Y sin embargo… ¡Hay que ver cómo gritaba el Duce arengando a las multitudes agolpadas en piazza Venezia! ¡Cuánto fanatismo latía en aquellas concentraciones multitudinarias! Es cierto, es cierto… Pero vayamos con cuidado con nuestros remilgos y exquisiteces. Puede que no quede más remedio que prorrumpir en tal tipo de gritos, puede que haya que recurrir a tal clase de simplezas cuando de lo que se trata es de movilizar a una opinión pública que sólo es capaz de actuar aguijoneada con consignas simples, contundentes, vulgares. En cualquier caso, si hubiera que elegir entre aquellos gritos histriónicos de ayer y esa sonrisita pánfila (e hipócrita) de nuestros dirigentes de hoy, la verdad es que…

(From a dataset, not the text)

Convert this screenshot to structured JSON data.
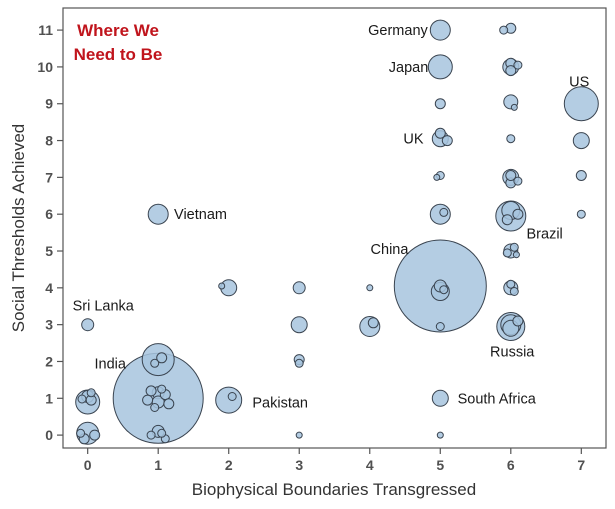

No hubo libertad, es cierto, para quienes se oponían al fascismo. ¿La hay acaso, en nuestro liberal-capitalismo para quienes se oponen a él?
Claro que la hay, y en ello reside toda la grandeza del Sistema. ¿Toda la grandeza?… ¿Seguro?… Que el asunto es grande, no cabe la menor duda. Pero lo realmente grande, ¿no es más bien la coartada que, mediante la libertad de expresión, consigue establecer el más capcioso de los sistemas?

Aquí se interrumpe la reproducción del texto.